1. Field of the Invention
The present invention relates generally to the fields of developmental biology and molecular biology. More particularly, it concerns the proteins, classified here as MCIPs, identified as regulating calcineurin function.
2. Description of Related Art
Calcineurin is a serine/threonine protein phosphatase that plays a pivotal role in developmental and homeostatic regulation of a wide variety of cell types (Klee et al., 1998; Crabteee, 1999). The interaction of calcineurin with transcription factors of the NFAT family following activation of the T cell receptor in leukocytes provides the best characterized example of how calcineurin regulates gene expression (Rao et al., 1997). Changes in intracellular calcium promote binding of Ca2+/calmodulin to the catalytic subunit of calcineurin (CnA), thereby displacing an autoinhibitory region and allowing access of protein substrates to the catalytic domain. Dephosphorylation of NFAT by activated calcineurin promotes its translocation from the cytoplasm to the nucleus, where NFAT binds DNA cooperatively with an AP1 heterodimer to activate transcription of genes encoding cytokines such as IL-2. This basic model of NFAT activation has been shown to transduce Ca2+ signals via calcineurin in many cell types and to control transcription of diverse sets of target genes unique to each cellular environment (Timmerman et al, 1996). In each case, NFAT acts cooperatively with other transcription factors that include proteins of the API (Rao et al., 1997), cMAF (Ho et al., 1996), GATA (Mesaeli et al., 1999; Molkentin et al., 1998; Musaro et al., 1999), or MEF2 (Chin et al., 1998; Liu et al., 1997; Mao et al., 1999; Mao and Wiedmann, 1999) families. In addition to T cell activation, cellular responses controlled by calcineurin signaling include synaptic plasticity (Mao et al., 1999; Graef et al., 1999; Zhuo et al., 1999) and apoptosis (Wang et al., 1999; Youn et al., 1999).

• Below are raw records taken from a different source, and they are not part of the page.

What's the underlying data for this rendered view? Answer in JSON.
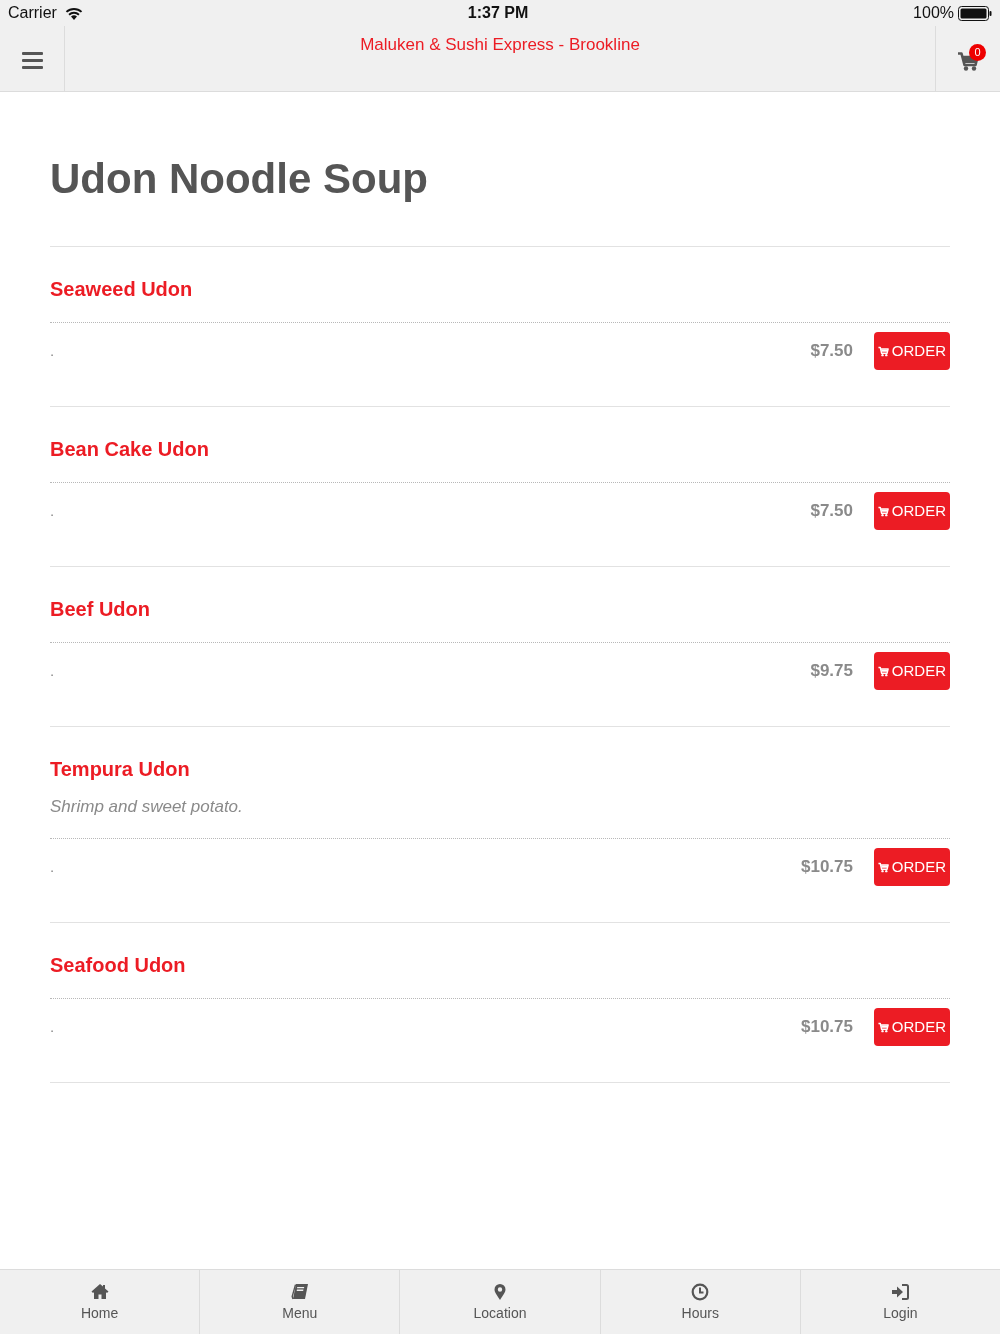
{
  "status_bar": {
    "carrier": "Carrier",
    "time": "1:37 PM",
    "battery": "100%"
  },
  "header": {
    "title": "Maluken & Sushi Express - Brookline",
    "cart_count": "0"
  },
  "category": {
    "title": "Udon Noodle Soup"
  },
  "items": [
    {
      "name": "Seaweed Udon",
      "label": ".",
      "price": "$7.50",
      "button": "ORDER"
    },
    {
      "name": "Bean Cake Udon",
      "label": ".",
      "price": "$7.50",
      "button": "ORDER"
    },
    {
      "name": "Beef Udon",
      "label": ".",
      "price": "$9.75",
      "button": "ORDER"
    },
    {
      "name": "Tempura Udon",
      "description": "Shrimp and sweet potato.",
      "label": ".",
      "price": "$10.75",
      "button": "ORDER"
    },
    {
      "name": "Seafood Udon",
      "label": ".",
      "price": "$10.75",
      "button": "ORDER"
    }
  ],
  "tab_bar": [
    {
      "label": "Home",
      "kind": "home"
    },
    {
      "label": "Menu",
      "kind": "menu"
    },
    {
      "label": "Location",
      "kind": "location"
    },
    {
      "label": "Hours",
      "kind": "hours"
    },
    {
      "label": "Login",
      "kind": "login"
    }
  ]
}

Recent studies of calcineurin signaling in striated myocytes of heart and skeletal muscle have expanded the scope of important physiological and pathological events controlled by this ubiquitously expressed protein. Forced expression of a constitutively active form of calcineurin in hearts of transgenic mice promotes cardiac hypertrophy that progresses to dilated cardiomyopathy, heart failure, and death, in a manner that recapitulates features of human disease (Molkentin et al., 1998). Moreover, hypertrophy and heart failure in these animals, and in certain other animal models of cardiomyopathy, are prevented by administration of the calcineurin antagonist drugs cyclosporin A or FK-506 (Sussman et al., 1998). In skeletal muscles, calcineurin signaling is implicated both in hypertrophic growth stimulated by insulin-like growth factor-1 (Musaro et al., 1999; Semsarian et al., 1999), and in the control of specialized programs of gene expression that establish distinctive myofiber subtypes (Chin et al., 1998; Dunn et al., 1999). These observations have stimulated interest in the therapeutic potential of modifying calcineurin activity selectively in muscle cells while avoiding unwanted consequences of altered calcineurin signaling in other cell types (Sigal et al., 1991).
The activity of calcineurin in mammalian cells can be modulated by interactions with other proteins. These include not only immunophilins that are the targets of the immunosuppresant drugs cyclosporin A and FK-506, but two unrelated proteins (AKAP79 and cabin-1/cain) that were identified recently. AKAP79 binds calcineurin in conjunction with protein kinase C and protein kinase A, serving as a scaffold for assembly of a large hetero-oligomeric signaling complex (Kashishian et al., 1998). Cabin-1/cain binds both calcineurin and the transcription factor MEF2 (Sun et al., 1998; Lai et al., 1998). As a consequence of cabin-1 overexpression, calcineurin activity is inhibited and MEF2 is sequestered in an inactive state. Another calcineurin-binding protein is Rex1p (YKL159c) of Saccharomyces cerevisiae. A preliminary report noted that this small 24 kDa protein inhibits calcineurin signaling when overexpressed in yeast (Kingsbury and Cunningham, 1998).
The existence of calcineurin regulating proteins gives rise to potential therapeutic interventions targeting these molecules. Identifying new, more suitable candidates having the ability to modulate calcineurin function in cardiac tissue is an important goal of current research efforts.